The Thing Nobody Wants to Talk About
I’ve found myself writing this in my head for several weeks, so that must mean that it needs to get out. This month, October, and specifically the 15th, is dedicated to pregnancy and infant loss awareness. It’s okay if you weren’t aware - I know breast cancer awareness kind of overtakes everything this month. I'm praying that by finally working up the courage to share this, it might help someone.
Very few people know this, but several years ago I had a miscarriage. And then, six months later, another one. I wasn’t married at the time, in fact I hadn’t even met my husband yet, and the relationship I was in definitely wasn’t long term.
The first time I found out I was pregnant, I was devastated. I’ve always been against abortion, but for a moment, I understood why that thought might enter someone’s mind. I was surprised and overwhelmed by how fast I felt a connection to the tiny baby inside me. I’d always dreamed about being a mom, and it was happening. Much earlier than I had planned, and not in the way I had planned, but it was happening! I began dreaming, and wishing, and thinking of baby names. Then, almost a week later, I started bleeding. When I began to miscarry, I was devastated. It hit me hard, and the emotions I felt were muddled and confusing. I knew it was bad, but I didn’t immediately know how bad. It was December, and there was a huge snowstorm. Power was out all over town. I sat in the emergency room for several hours, waiting to hear what I already suspected. I felt numb. I felt angry. I didn’t know what I was supposed to feel. In all the scenarios I could think of where I would find myself pregnant before I was married, this was never an outcome.

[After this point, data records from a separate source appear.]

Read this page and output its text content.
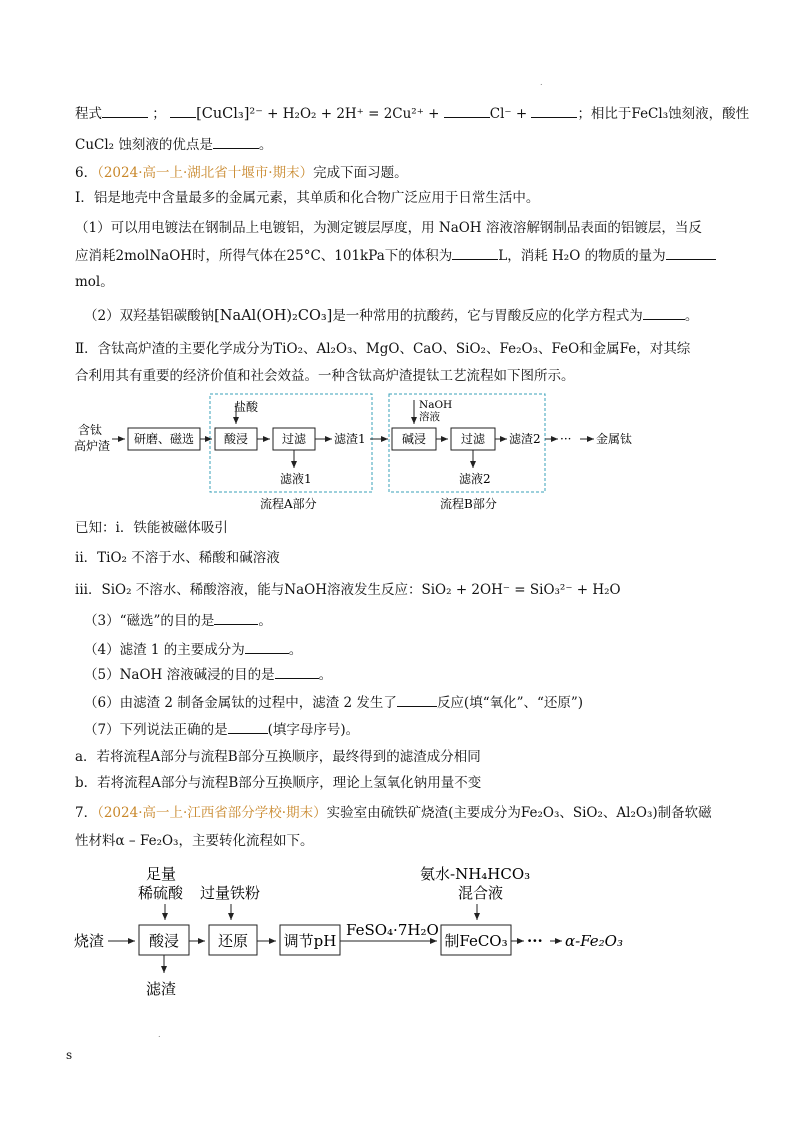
.
程式	； [CuCl₃]²⁻ + H₂O₂ + 2H⁺ = 2Cu²⁺ +	Cl⁻ +	；相比于FeCl₃蚀刻液，酸性
CuCl₂ 蚀刻液的优点是	。
6．（2024·高一上·湖北省十堰市·期末）完成下面习题。
Ⅰ．铝是地壳中含量最多的金属元素，其单质和化合物广泛应用于日常生活中。
（1）可以用电镀法在钢制品上电镀铝，为测定镀层厚度，用 NaOH 溶液溶解钢制品表面的铝镀层，当反
应消耗2molNaOH时，所得气体在25°C、101kPa下的体积为	L，消耗 H₂O 的物质的量为
mol。
（2）双羟基铝碳酸钠[NaAl(OH)₂CO₃]是一种常用的抗酸药，它与胃酸反应的化学方程式为	。
Ⅱ．含钛高炉渣的主要化学成分为TiO₂、Al₂O₃、MgO、CaO、SiO₂、Fe₂O₃、FeO和金属Fe，对其综
合利用其有重要的经济价值和社会效益。一种含钛高炉渣提钛工艺流程如下图所示。
含钛
高炉渣 研磨、磁选
盐酸
酸浸	过滤 滤渣1
滤液1
NaOH
溶液
碱浸	过滤 滤渣2
滤液2
··· 金属钛
流程A部分	流程B部分
已知：i．铁能被磁体吸引
ii．TiO₂ 不溶于水、稀酸和碱溶液
iii．SiO₂ 不溶水、稀酸溶液，能与NaOH溶液发生反应：SiO₂ + 2OH⁻ = SiO₃²⁻ + H₂O
（3）“磁选”的目的是	。
（4）滤渣 1 的主要成分为	。
（5）NaOH 溶液碱浸的目的是	。
（6）由滤渣 2 制备金属钛的过程中，滤渣 2 发生了	反应(填“氧化”、“还原”)
（7）下列说法正确的是	(填字母序号)。
a．若将流程A部分与流程B部分互换顺序，最终得到的滤渣成分相同
b．若将流程A部分与流程B部分互换顺序，理论上氢氧化钠用量不变
7．（2024·高一上·江西省部分学校·期末）实验室由硫铁矿烧渣(主要成分为Fe₂O₃、SiO₂、Al₂O₃)制备软磁
性材料α – Fe₂O₃，主要转化流程如下。
足量
稀硫酸 过量铁粉
氨水-NH₄HCO₃
混合液
烧渣	酸浸	还原 调节pH
FeSO₄·7H₂O
制FeCO₃ ··· α-Fe₂O₃
滤渣
.
s
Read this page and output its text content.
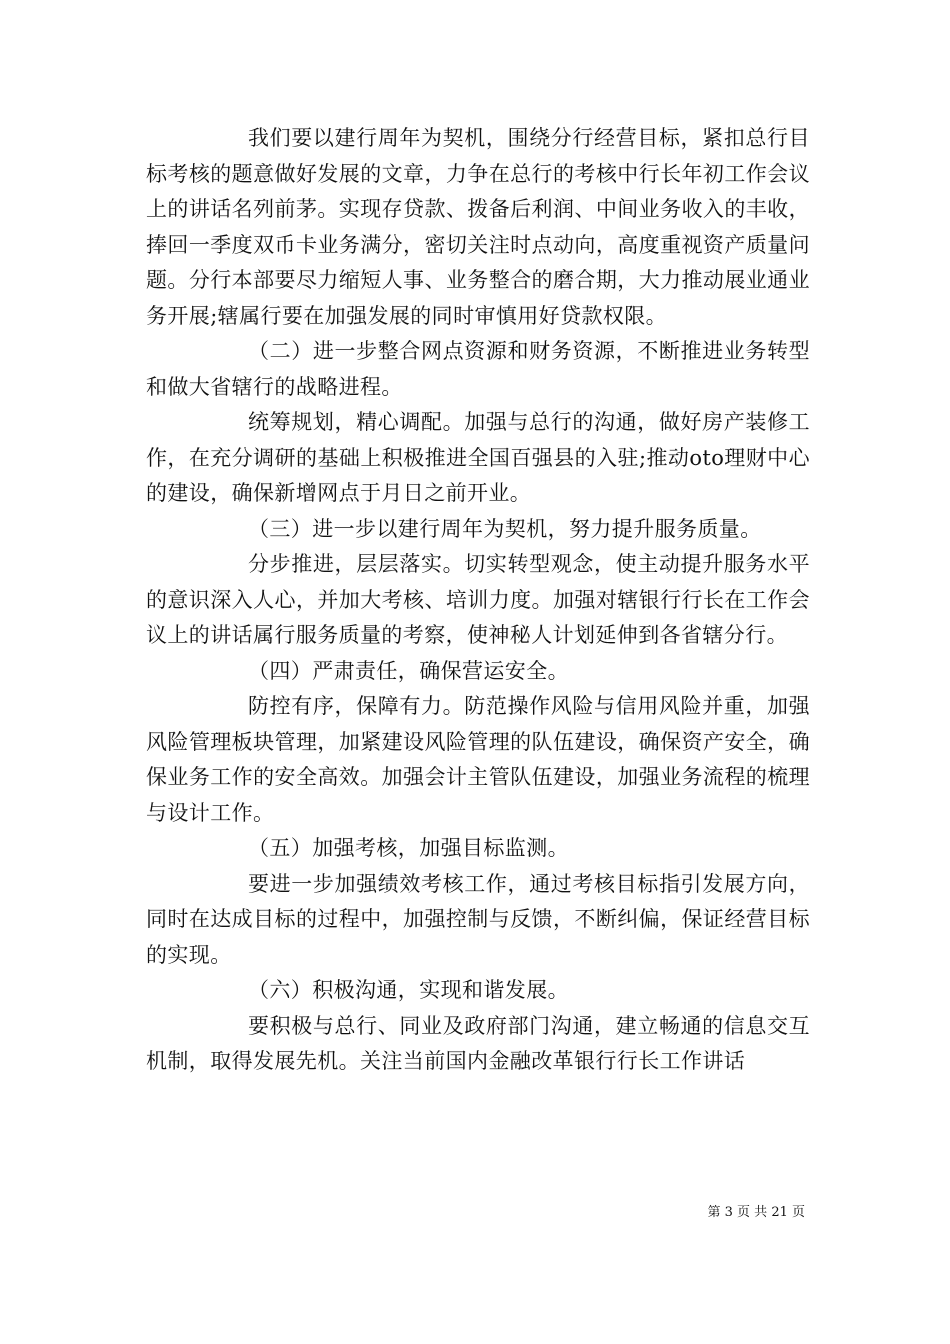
我们要以建行周年为契机，围绕分行经营目标，紧扣总行目标考核的题意做好发展的文章，力争在总行的考核中行长年初工作会议上的讲话名列前茅。实现存贷款、拨备后利润、中间业务收入的丰收，捧回一季度双币卡业务满分，密切关注时点动向，高度重视资产质量问题。分行本部要尽力缩短人事、业务整合的磨合期，大力推动展业通业务开展;辖属行要在加强发展的同时审慎用好贷款权限。

（二）进一步整合网点资源和财务资源，不断推进业务转型和做大省辖行的战略进程。

统筹规划，精心调配。加强与总行的沟通，做好房产装修工作，在充分调研的基础上积极推进全国百强县的入驻;推动oto理财中心的建设，确保新增网点于月日之前开业。

（三）进一步以建行周年为契机，努力提升服务质量。

分步推进，层层落实。切实转型观念，使主动提升服务水平的意识深入人心，并加大考核、培训力度。加强对辖银行行长在工作会议上的讲话属行服务质量的考察，使神秘人计划延伸到各省辖分行。

（四）严肃责任，确保营运安全。

防控有序，保障有力。防范操作风险与信用风险并重，加强风险管理板块管理，加紧建设风险管理的队伍建设，确保资产安全，确保业务工作的安全高效。加强会计主管队伍建设，加强业务流程的梳理与设计工作。

（五）加强考核，加强目标监测。

要进一步加强绩效考核工作，通过考核目标指引发展方向，同时在达成目标的过程中，加强控制与反馈，不断纠偏，保证经营目标的实现。

（六）积极沟通，实现和谐发展。

要积极与总行、同业及政府部门沟通，建立畅通的信息交互机制，取得发展先机。关注当前国内金融改革银行行长工作讲话

第 3 页 共 21 页
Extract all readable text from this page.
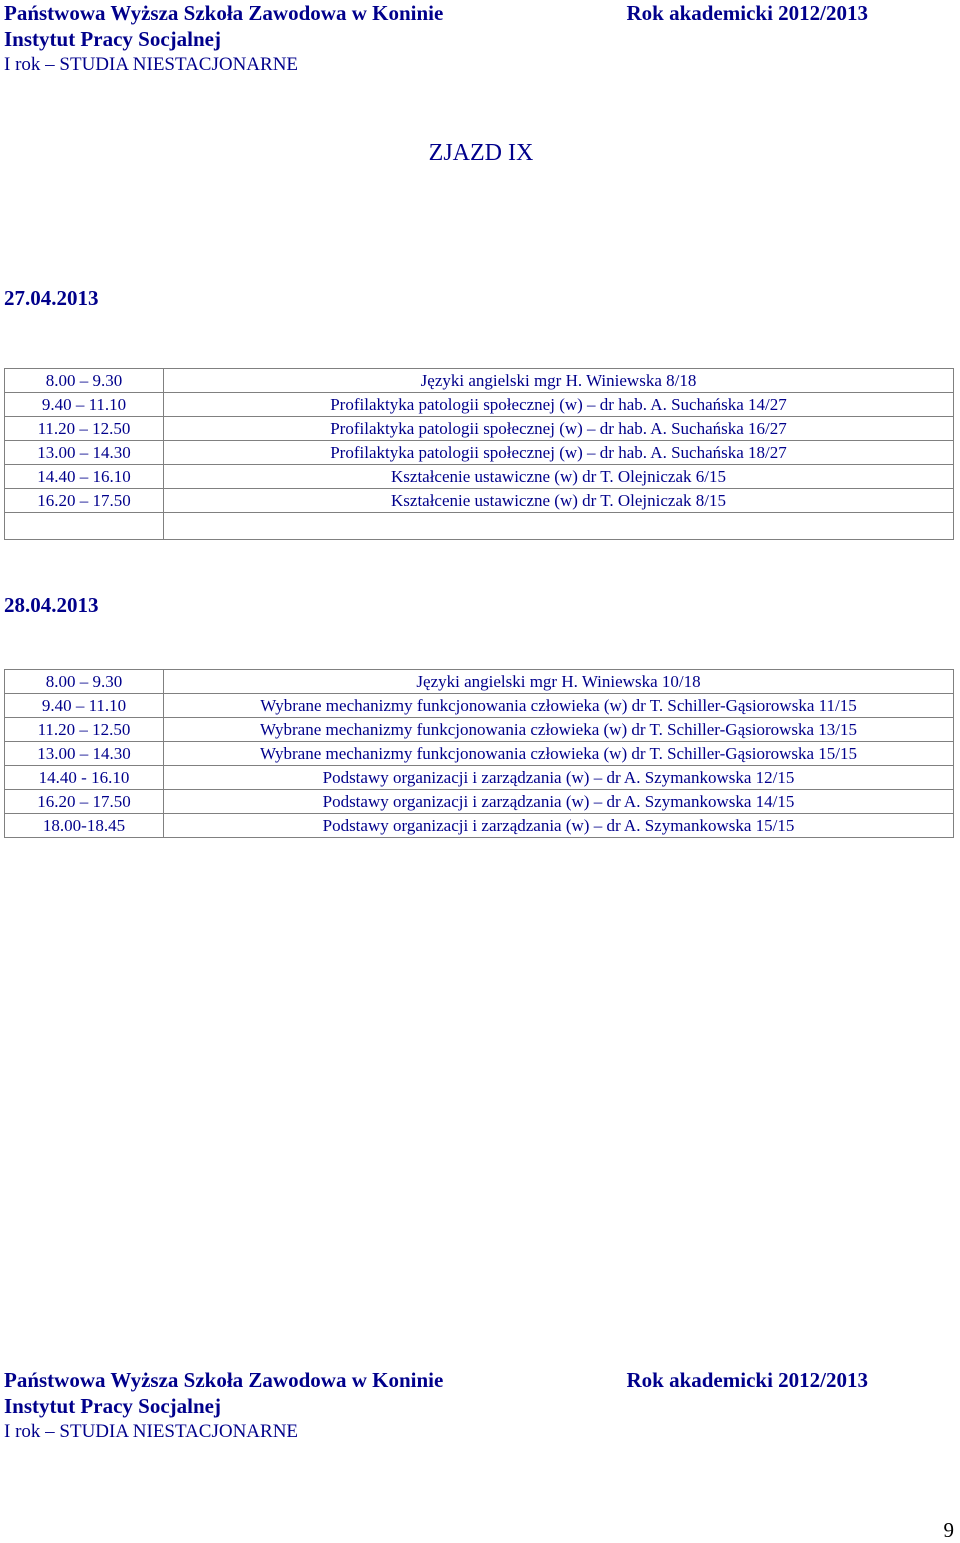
Państwowa Wyższa Szkoła Zawodowa w Koninie	Rok akademicki 2012/2013
Instytut Pracy Socjalnej
I rok – STUDIA NIESTACJONARNE
ZJAZD IX
27.04.2013
8.00 – 9.30	Języki angielski mgr H. Winiewska 8/18
9.40 – 11.10	Profilaktyka patologii społecznej (w) – dr hab. A. Suchańska 14/27
11.20 – 12.50	Profilaktyka patologii społecznej (w) – dr hab. A. Suchańska 16/27
13.00 – 14.30	Profilaktyka patologii społecznej (w) – dr hab. A. Suchańska 18/27
14.40 – 16.10	Kształcenie ustawiczne (w) dr T. Olejniczak 6/15
16.20 – 17.50	Kształcenie ustawiczne (w) dr T. Olejniczak 8/15

28.04.2013
8.00 – 9.30	Języki angielski mgr H. Winiewska 10/18
9.40 – 11.10	Wybrane mechanizmy funkcjonowania człowieka (w) dr T. Schiller-Gąsiorowska 11/15
11.20 – 12.50	Wybrane mechanizmy funkcjonowania człowieka (w) dr T. Schiller-Gąsiorowska 13/15
13.00 – 14.30	Wybrane mechanizmy funkcjonowania człowieka (w) dr T. Schiller-Gąsiorowska 15/15
14.40 - 16.10	Podstawy organizacji i zarządzania (w) – dr A. Szymankowska 12/15
16.20 – 17.50	Podstawy organizacji i zarządzania (w) – dr A. Szymankowska 14/15
18.00-18.45	Podstawy organizacji i zarządzania (w) – dr A. Szymankowska 15/15
Państwowa Wyższa Szkoła Zawodowa w Koninie	Rok akademicki 2012/2013
Instytut Pracy Socjalnej
I rok – STUDIA NIESTACJONARNE
9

The next one happened six months later. It was, again, unplanned - sort of. I knew that having a baby at that time with that person wasn’t a good idea, but ever since my first miscarriage, my longing for a baby was overwhelming. When I found out that time I was pregnant, I was elated. This was fantastic! I was being given another chance! But this one, too, wasn’t meant to be. My second miscarriage seemed to drag on. For several weeks, I kept spotting, and didn’t know if I was still pregnant or not. When I finally got the confirmation from my doctor that I had lost the baby, I almost felt relieved. At least I knew it was done. I remember sitting in the emergency room, and the doctor told me “It’s okay, you can just try again and have another one.” After he left, the nurse who was in the room apologized for his words and let me know that it was a big deal, and that I had a right to grieve.
What I realized after having my miscarriages is how little most people really know about this topic. My emotions were complicated - I was grieving the loss of babies I hadn’t planned, and I still felt shame about my secret of my pre-marital “activities” that weren’t such a secret anymore. I wanted to talk to someone, but no one seemed to know what to say or how to listen. I found it difficult to be around anyone who was pregnant - the jealousy and memories I felt were too traumatic. I was really struggling, and very depressed, and went for counseling at church. There were two women I spoke with. They were well-meaning, I’m sure, but started our conversation by saying “I’m sorry, I didn’t check before out meeting - what are you here to talk about today?” Neither of them had ever experienced losing a child. When I said I was having a hard time moving past losing the baby, they suggested I throw away anything that reminded me of it. At that point, I lost it, and started bawling. I didn’t want the baby to be gone, I wanted to still be pregnant, and have my child!
Fast forward a few years, when Daryl and I were ready to start our own family. (I should add that when he found out about my miscarriages, it didn’t phase him. He was supportive, and sensitive, and listened to me.) We were trying for a baby, but it wasn’t happening. I was impatient, and began to doubt that it would ever happen. I was again insanely jealous of everyone who was pregnant. We finally got pregnant, and had our first daughter. Then we had our son. Then, surprise - we had our second daughter! I am so happy with our children we have, and feel so blessed. What’s surprising, though, is the guilt I sometimes feel. I feel guilty that some people who have tried for so long still don’t have children. I feel guilty for ever doubting that God was listening to my prayers for babies.
After my miscarriages, people told me that God didn’t take away my babies. I always thought, in my mind, what a lie that was - obviously He gave them, and He took them away. No one seemed to want to talk to me about it though, or to listen to me. They just wanted to give me their advice to shut me up, and help me “get over it”. If you’ve talked to anyone who’s ever lost someone they love, nothing you say to them is going to make them “get over it”.
What I want to say to you now, if you’ve gone through this, is that I will listen. There are other people who will listen, too. Even though it hurts, by talking about this, we can help people understand. Talking will help us heal. It’s good to honor the memory of your babies who were taken too early. If you haven’t experienced this, be sensitive to those who have. Be open to listening to your friends and family. This is a horrible, unwanted, devastating thing to go through, but it makes it better if someone will just listen.
Thank you for "talking." I too had two miscarriages and everything you said, I also felt. Today I am a grandmother to an 18mo old granddaughter with another granddaughter due next month. I know I'm blessed. But every once in awhile, I think of my two angel babies. And I am comforted because I believe that one day, when I have to leave this world behind, I'll be able--finally--to hold them.